En octobre 1951, juste après le voyage de Ponge à Caen, sur les traces de Malherbe et sur les siennes propres, s’exprime un mouvement de colère – en partie dû aux destructions constatées à Caen – dans lequel Ponge voit une précieuse ressource d’énergie, propice à l’exercice de la parole, ceci selon la même logique qui lui fera bientôt considérer le « trente-sixième dessous » comme « seul lieu » de « l’exercice énergique de la parole » (ibid., 35) :

‘Beaucoup de mauvaise humeur pour le maintien de notre énergie peut nous être nécessaire. Nous en sommes capable. (…) Nous profiterons de notre colère des 1er et 2 octobre pour trouver le ton nécessaire à prendre la parole et à la garder » (ibid., 21, je souligne). ’

Comme dans les années vingt, l’enjeu est de « prendre la parole » ; et il se formule avec la même colère – qui offre une alternative précieuse au découragement.

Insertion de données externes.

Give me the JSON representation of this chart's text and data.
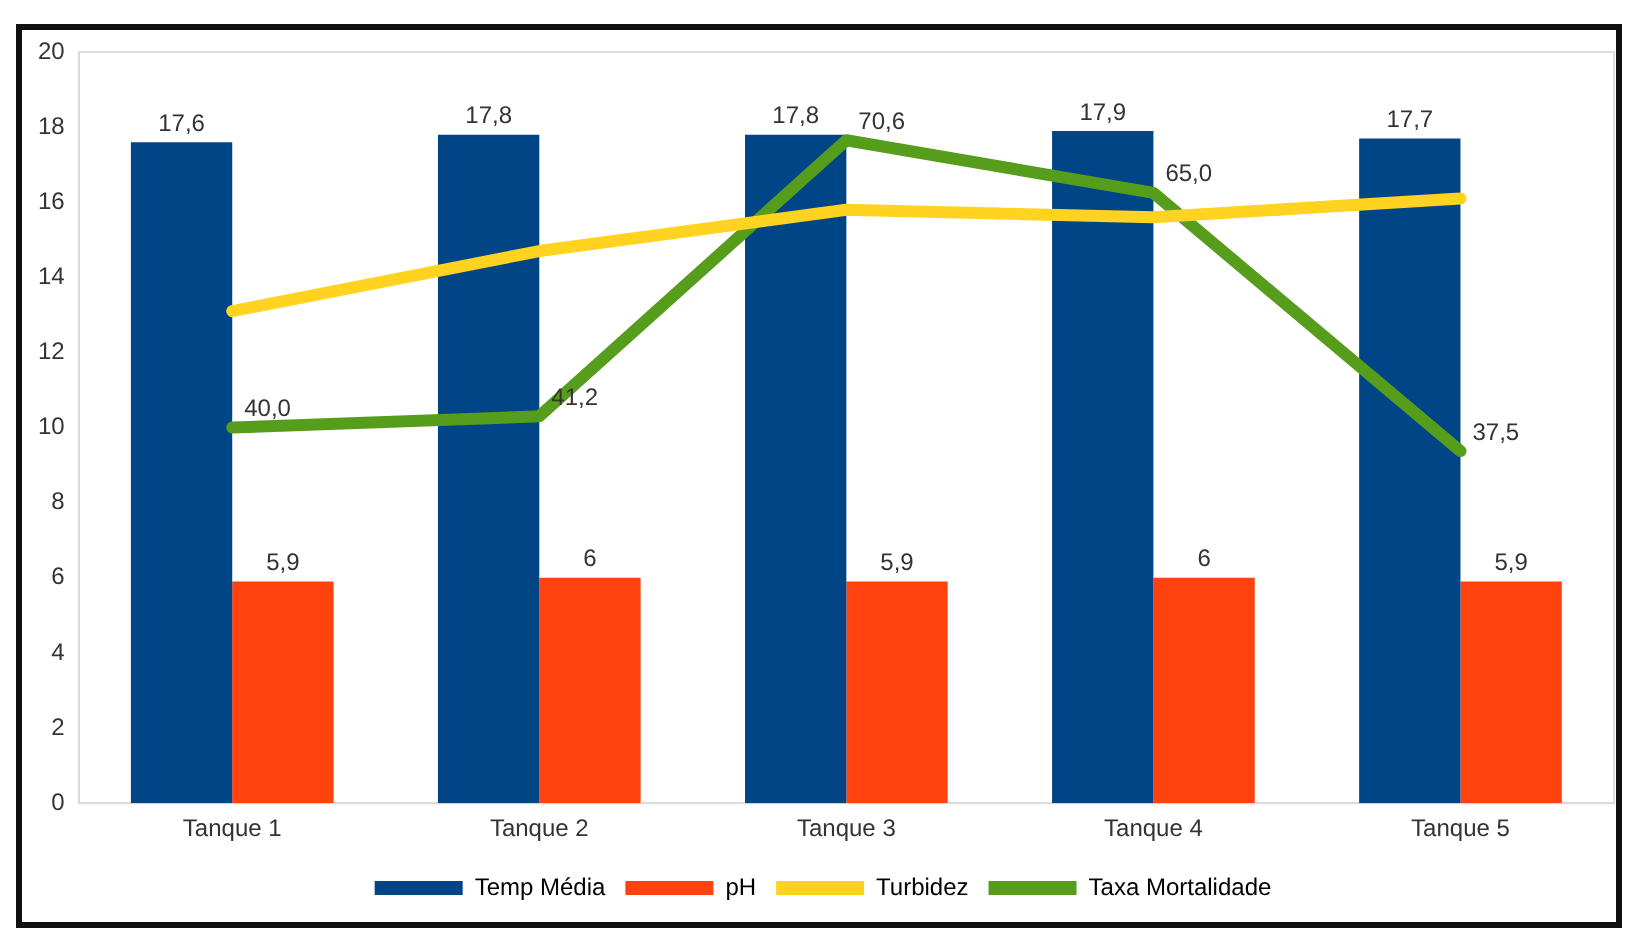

Or, c’est justement le jour qui suit l’expression de cette colère que surgit la première occurrence de ce que je nommerai la parole majuscule, pour désigner la valeur attribuée au mot lorsqu’il se voit conférer un P majuscule. Ponge note que l’Abbaye-aux-Hommes et la maison de Malherbe ont été épargnées par les destructions, mais, ajoute-t-il,

‘eussent-elles été détruites, restait l’œuvre de Malherbe. Voilà la supériorité de la littérature, que cet auteur avait bien en vue. (…) Pour maintenir la Parole, il suffit d’un lecteur pour l’entendre, et la curiosité de l’homme fait qu’il y en aura toujours un (ibid., 22, je souligne). ’

Cette conclusion survient au terme d’un processus que l’on peut décrire ainsi : la réaction de colère face aux destructions des « valeurs », donne l’élan à la prise de parole ; mais le fait de parler fait comprendre aussitôt que dans la parole réside, justement, la seule valeur indestructible – à condition qu’il y ait quelqu’un pour l’entendre. La transmission, intacte, non-affectée par les destructions matérielles, qui s’opère entre Malherbe et Ponge fait envisager à celui-ci la possibilité d’une même transmission à partir de son œuvre, en direction de ses lecteurs. C’est dans le cadre de cette pérennité du lien que la Parole peut prendre une majuscule. C’est là qu’elle acquiert sa dignité.

Ponge trouve dans l’œuvre de Malherbe le modèle d’une parole capable de se maintenir, parce qu’elle se désigne elle-même comme l’essentiel. C’est l’occasion d’une méditation sur la nature et la finalité de la parole.